Credit scores vary by lender and scoring model. For example,'s credit card comparison tool ranks a score above 750 as "excellent," a score between 700 and 749 as "good," and a score between 650 and 699 as "fair." If we experience another credit crunch and financial meltdown, it could be nearly impossible for someone without any pre-existing credit to finance big-ticket purchases or get a new credit card.

If you have no credit at all, you should sign up for at least one credit card to build a positive credit score as soon as possible. But, by all means, avoid amassing debt across multiple cards.

Matt Frankel: It makes sense to open a new credit account to finance a big purchase without paying any interest, if you understand what you're getting into.

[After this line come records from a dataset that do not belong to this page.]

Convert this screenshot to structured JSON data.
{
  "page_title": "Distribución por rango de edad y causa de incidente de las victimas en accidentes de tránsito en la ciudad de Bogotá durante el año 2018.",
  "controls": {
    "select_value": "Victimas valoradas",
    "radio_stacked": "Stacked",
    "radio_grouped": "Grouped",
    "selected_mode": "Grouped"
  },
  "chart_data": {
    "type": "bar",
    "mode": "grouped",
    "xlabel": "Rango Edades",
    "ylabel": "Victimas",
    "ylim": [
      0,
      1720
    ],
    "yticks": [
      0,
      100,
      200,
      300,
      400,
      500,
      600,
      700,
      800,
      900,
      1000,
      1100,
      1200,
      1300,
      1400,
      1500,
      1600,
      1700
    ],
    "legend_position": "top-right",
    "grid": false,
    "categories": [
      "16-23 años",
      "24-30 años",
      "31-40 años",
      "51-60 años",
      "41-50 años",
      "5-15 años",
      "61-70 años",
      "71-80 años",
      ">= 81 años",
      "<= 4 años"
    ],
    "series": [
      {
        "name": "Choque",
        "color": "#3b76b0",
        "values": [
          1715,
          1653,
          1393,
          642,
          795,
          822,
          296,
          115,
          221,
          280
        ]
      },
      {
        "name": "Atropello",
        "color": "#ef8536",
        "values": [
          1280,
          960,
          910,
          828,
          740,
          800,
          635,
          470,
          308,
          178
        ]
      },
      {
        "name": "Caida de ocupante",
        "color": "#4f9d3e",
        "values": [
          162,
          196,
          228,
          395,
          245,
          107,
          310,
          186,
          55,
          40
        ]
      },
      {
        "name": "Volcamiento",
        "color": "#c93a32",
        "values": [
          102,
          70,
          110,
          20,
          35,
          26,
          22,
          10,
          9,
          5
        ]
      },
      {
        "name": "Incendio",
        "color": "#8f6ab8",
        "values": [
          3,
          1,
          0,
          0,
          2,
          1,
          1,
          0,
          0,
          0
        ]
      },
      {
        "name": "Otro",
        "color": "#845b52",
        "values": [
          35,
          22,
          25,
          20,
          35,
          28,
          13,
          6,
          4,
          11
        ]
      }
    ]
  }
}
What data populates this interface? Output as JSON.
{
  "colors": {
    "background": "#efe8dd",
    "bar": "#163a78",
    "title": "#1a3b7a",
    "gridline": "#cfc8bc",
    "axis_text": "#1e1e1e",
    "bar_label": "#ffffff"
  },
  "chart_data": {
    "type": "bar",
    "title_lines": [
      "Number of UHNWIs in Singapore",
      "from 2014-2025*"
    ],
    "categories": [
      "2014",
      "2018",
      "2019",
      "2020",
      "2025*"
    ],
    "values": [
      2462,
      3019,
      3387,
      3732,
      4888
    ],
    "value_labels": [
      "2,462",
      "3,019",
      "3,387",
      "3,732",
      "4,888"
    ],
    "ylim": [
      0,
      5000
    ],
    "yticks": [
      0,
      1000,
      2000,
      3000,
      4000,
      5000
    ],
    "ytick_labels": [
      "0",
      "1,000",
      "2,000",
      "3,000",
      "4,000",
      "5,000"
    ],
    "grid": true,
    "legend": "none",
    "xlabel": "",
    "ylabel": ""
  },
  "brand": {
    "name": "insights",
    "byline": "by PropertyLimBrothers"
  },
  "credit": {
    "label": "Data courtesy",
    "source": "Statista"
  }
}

This type of deal comes in two varieties. First, many retailers offer 0% APR financing for a certain period of time (say, 12 months), so if you pay off the entire balance before the introductory period ends, you'll never pay a dime of interest.

However, if you don't pay the entire balance within the given time period, you'll get hit with a bill for the interest from day one of your purchase, even if the outstanding balance is very small. In other words, only go for this type of arrangement if you are 100% certain you can pay off the balance before the promotional period expires.

The second type of 0% APR deal involves certain credit cards, which also offer a promotional period, sometimes as long as 18 months. Unlike the "no interest" financing offered by retailers, you don't have to pay the entire balance back in the introductory period. Interest will simply start accumulating on your remaining balance after the period expires.

This option is definitely the best choice if you have any doubts about your ability to repay the balance quickly. Still, if you need to buy something big, but don't want to pay for it all at once, no-interest financing can be a very good reason to open a new credit account.

Dan Caplinger: It always makes sense to pay as little in interest as possible on the amounts you have borrowed. If you have the financial discipline to control your spending, opening a home equity line of credit can dramatically reduce your borrowing costs and also potentially provide some additional tax breaks.

Home equity lines of credit, or HELOCs, typically carry variable rates that are tied to the prime rate; with interest rates at rock-bottom levels right now, HELOCs have very low finance charges compared to credit cards and most other types of consumer debt. Moreover, many taxpayers can deduct the interest on up to $100,000 in borrowings on a HELOC, further reducing the effective financing costs. For instance, with some HELOCs available at 3% right now, refinancing $25,000 in credit card debt at 13% could save you $2,500 a year in interest and might let you claim the remaining $750 as an itemized deduction.

HELOCs carry two trade-offs, though. First, you put your home at risk if you can't repay the loan. Also, some people use HELOCs to pay off credit cards but then go back and run up new credit card balances, which is far worse than never opening a HELOC in the first place. But if you can avoid those issues, opening a HELOC can be a smart move that can save you a lot of money.